John Is Innocent (But Not Really)
There’s no real ambiguity around the outcome of John’s Title IX hearing, since M isn’t even there, but it’s worth going over regardless. On paper, it might seem like a shame that John “got away with it”, so to speak, but that was never really the point of the trial. He was right that the relationships were consensual and the times were different; the students he had affairs with were also right that the power dynamics were unbalanced and the impact was scarring to them. Both things can be – and indeed are – true.
Whether or not John “learns” this – he clearly doesn’t – isn’t really the point, since the arc is crystallised through John’s relationship with Sid. While she defends him during the hearing, she also sees, especially through the rawness of Lila’s testimony, that her father preyed on people who were vulnerable to his status and deeply wounded them in doing so. Even if he can’t see it, he nonetheless did it. And it’s going to alter his relationship with Sid in a way that even he’ll notice.
M emerges pretty much unscathed, though.
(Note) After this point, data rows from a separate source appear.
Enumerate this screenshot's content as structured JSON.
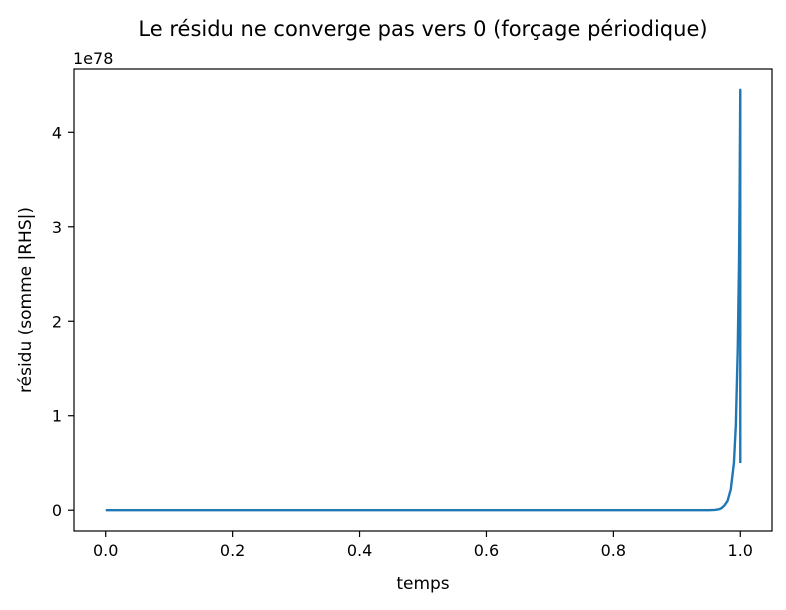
{
  "chart_data": {
    "type": "line",
    "title": "Le résidu ne converge pas vers 0 (forçage périodique)",
    "xlabel": "temps",
    "ylabel": "résidu (somme |RHS|)",
    "y_offset_label": "1e78",
    "xlim": [
      -0.05,
      1.05
    ],
    "ylim": [
      -0.22,
      4.67
    ],
    "y_scale_note": "values in units of 1e78",
    "xticks": [
      0.0,
      0.2,
      0.4,
      0.6,
      0.8,
      1.0
    ],
    "xtick_labels": [
      "0.0",
      "0.2",
      "0.4",
      "0.6",
      "0.8",
      "1.0"
    ],
    "yticks": [
      0,
      1,
      2,
      3,
      4
    ],
    "ytick_labels": [
      "0",
      "1",
      "2",
      "3",
      "4"
    ],
    "grid": false,
    "color": "#1f77b4",
    "series": [
      {
        "x": [
          0.0,
          0.1,
          0.2,
          0.3,
          0.4,
          0.5,
          0.6,
          0.7,
          0.8,
          0.9,
          0.95,
          0.96,
          0.965,
          0.97,
          0.975,
          0.98,
          0.985,
          0.99,
          0.993,
          0.996,
          0.998,
          0.999,
          1.0,
          1.0
        ],
        "y": [
          0,
          0,
          0,
          0,
          0,
          0,
          0,
          0,
          0,
          0,
          0.0,
          0.003,
          0.008,
          0.02,
          0.05,
          0.1,
          0.22,
          0.5,
          0.9,
          1.7,
          2.6,
          3.4,
          4.45,
          0.5
        ]
      }
    ]
  }
}
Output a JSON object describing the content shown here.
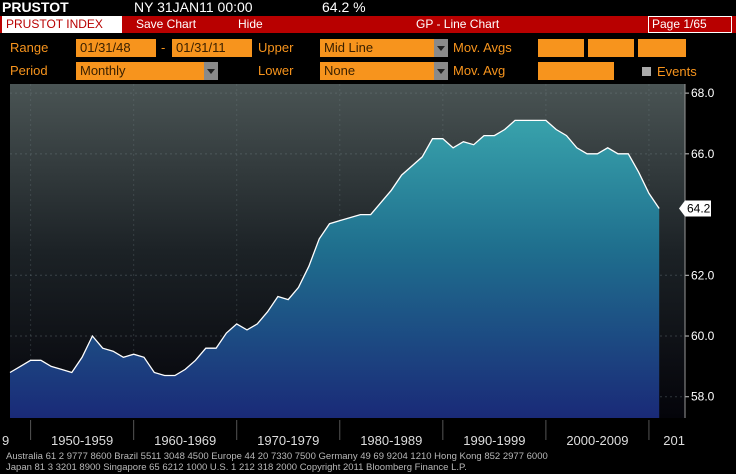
{
  "header": {
    "ticker": "PRUSTOT",
    "datetime": "NY 31JAN11 00:00",
    "last": "64.2 %"
  },
  "toolbar": {
    "security": "PRUSTOT INDEX",
    "save": "Save Chart",
    "hide": "Hide",
    "function": "GP - Line Chart",
    "page": "Page 1/65"
  },
  "controls": {
    "range_label": "Range",
    "start": "01/31/48",
    "dash": "-",
    "end": "01/31/11",
    "upper_label": "Upper",
    "upper": "Mid Line",
    "mov_avgs": "Mov. Avgs",
    "period_label": "Period",
    "period": "Monthly",
    "lower_label": "Lower",
    "lower": "None",
    "mov_avg": "Mov. Avg",
    "events": "Events"
  },
  "chart_data": {
    "type": "line",
    "color": "#ffffff",
    "x": [
      1948,
      1949,
      1950,
      1951,
      1952,
      1953,
      1954,
      1955,
      1956,
      1957,
      1958,
      1959,
      1960,
      1961,
      1962,
      1963,
      1964,
      1965,
      1966,
      1967,
      1968,
      1969,
      1970,
      1971,
      1972,
      1973,
      1974,
      1975,
      1976,
      1977,
      1978,
      1979,
      1980,
      1981,
      1982,
      1983,
      1984,
      1985,
      1986,
      1987,
      1988,
      1989,
      1990,
      1991,
      1992,
      1993,
      1994,
      1995,
      1996,
      1997,
      1998,
      1999,
      2000,
      2001,
      2002,
      2003,
      2004,
      2005,
      2006,
      2007,
      2008,
      2009,
      2010,
      2011
    ],
    "values": [
      58.8,
      59.0,
      59.2,
      59.2,
      59.0,
      58.9,
      58.8,
      59.3,
      60.0,
      59.6,
      59.5,
      59.3,
      59.4,
      59.3,
      58.8,
      58.7,
      58.7,
      58.9,
      59.2,
      59.6,
      59.6,
      60.1,
      60.4,
      60.2,
      60.4,
      60.8,
      61.3,
      61.2,
      61.6,
      62.3,
      63.2,
      63.7,
      63.8,
      63.9,
      64.0,
      64.0,
      64.4,
      64.8,
      65.3,
      65.6,
      65.9,
      66.5,
      66.5,
      66.2,
      66.4,
      66.3,
      66.6,
      66.6,
      66.8,
      67.1,
      67.1,
      67.1,
      67.1,
      66.8,
      66.6,
      66.2,
      66.0,
      66.0,
      66.2,
      66.0,
      66.0,
      65.4,
      64.7,
      64.2
    ],
    "xlim": [
      1948,
      2013.5
    ],
    "xticks": [
      1950,
      1960,
      1970,
      1980,
      1990,
      2000,
      2010
    ],
    "x_labels": [
      {
        "value": 1945,
        "label": "9"
      },
      {
        "value": 1955,
        "label": "1950-1959"
      },
      {
        "value": 1965,
        "label": "1960-1969"
      },
      {
        "value": 1975,
        "label": "1970-1979"
      },
      {
        "value": 1985,
        "label": "1980-1989"
      },
      {
        "value": 1995,
        "label": "1990-1999"
      },
      {
        "value": 2005,
        "label": "2000-2009"
      },
      {
        "value": 2015,
        "label": "201"
      }
    ],
    "ylim": [
      57.3,
      68.3
    ],
    "yticks": [
      {
        "value": 58,
        "label": "58.0"
      },
      {
        "value": 60,
        "label": "60.0"
      },
      {
        "value": 62,
        "label": "62.0"
      },
      {
        "value": 66,
        "label": "66.0"
      },
      {
        "value": 68,
        "label": "68.0"
      }
    ],
    "grid": true
  },
  "footer": {
    "line1": "Australia 61 2 9777 8600 Brazil 5511 3048 4500 Europe 44 20 7330 7500 Germany 49 69 9204 1210 Hong Kong 852 2977 6000",
    "line2": "Japan 81 3 3201 8900          Singapore 65 6212 1000          U.S. 1 212 318 2000          Copyright 2011 Bloomberg Finance L.P."
  }
}
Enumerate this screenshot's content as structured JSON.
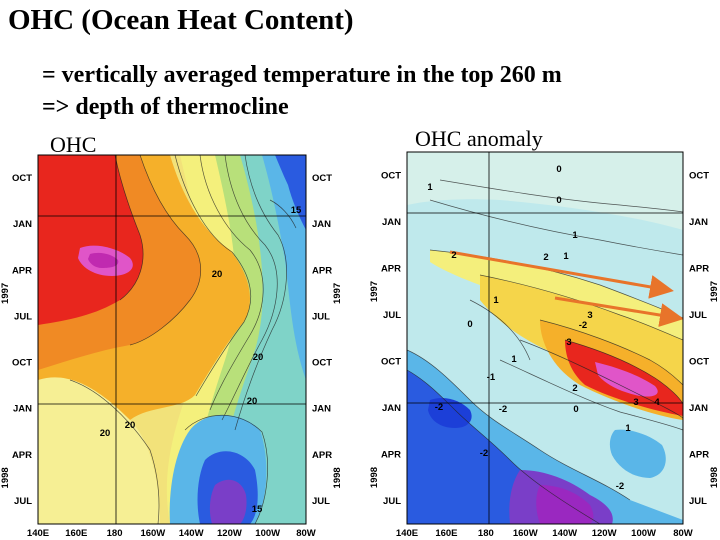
{
  "slide": {
    "title": "OHC (Ocean Heat Content)",
    "line1": "= vertically averaged temperature in the top 260 m",
    "line2": "=> depth of thermocline"
  },
  "chart_data": [
    {
      "type": "heatmap",
      "caption": "OHC",
      "x_ticks": [
        "140E",
        "160E",
        "180",
        "160W",
        "140W",
        "120W",
        "100W",
        "80W"
      ],
      "time_ticks": [
        "OCT",
        "JAN",
        "APR",
        "JUL",
        "OCT",
        "JAN",
        "APR",
        "JUL"
      ],
      "year_labels": [
        "1997",
        "1998"
      ],
      "contour_labels": [
        "15",
        "20",
        "20",
        "20",
        "20",
        "20",
        "15"
      ],
      "colors": {
        "warm": "#e8261e",
        "hot": "#e055c8",
        "cool": "#1c3fd8",
        "mid": "#f5f08a"
      }
    },
    {
      "type": "heatmap",
      "caption": "OHC anomaly",
      "x_ticks": [
        "140E",
        "160E",
        "180",
        "160W",
        "140W",
        "120W",
        "100W",
        "80W"
      ],
      "time_ticks": [
        "OCT",
        "JAN",
        "APR",
        "JUL",
        "OCT",
        "JAN",
        "APR",
        "JUL"
      ],
      "year_labels": [
        "1997",
        "1998"
      ],
      "contour_labels": [
        "1",
        "0",
        "0",
        "1",
        "2",
        "2",
        "1",
        "1",
        "0",
        "-2",
        "3",
        "3",
        "1",
        "-1",
        "2",
        "3",
        "4",
        "-2",
        "-2",
        "0",
        "1",
        "-2",
        "-2"
      ],
      "colors": {
        "positive": "#e8261e",
        "extreme": "#e055c8",
        "negative": "#1c3fd8",
        "arrow": "#e8742a"
      }
    }
  ]
}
Lila doesn’t throw her under the bus because of the frank moment M shared with her earlier, when she explained that her work simply wasn’t good enough, that she didn’t try hard enough, and her not getting the scholarship was her own fault. Lila seemed to recognise the truth in that.
Burn It Down
Vladimir ends with M’s cabin catching fire, and M electing to save her manuscript instead of her husband or paramour. In the novel, she saves both, albeit with severe burns, and the manuscript is destroyed. Here, the manuscript comes first. After all, as I said earlier, it was always about M.
The show is deliberately ambiguous about whether John or Vlad dies in the fire. M, through her narration, claims that both survive, but she also claims that she writes a bestseller about a woman who becomes obsessed with a younger colleague, which also sells better than Vlad’s novel about a younger man’s affair with an older professor. Hers, she claims, met a particular need. This reads a lot like fantasy to me, especially with what’s going on behind her. There are zero suggestions that John or Vlad made it out, and if M is lying about the success of her novel, it stands to reason she may also be lying about the outcome of the fire.
Here is where I think she’s lying outright. I think the implication is that both men died in the fire as a consequence of M choosing to save her novel instead of either of them. But it’s open to interpretation, obviously.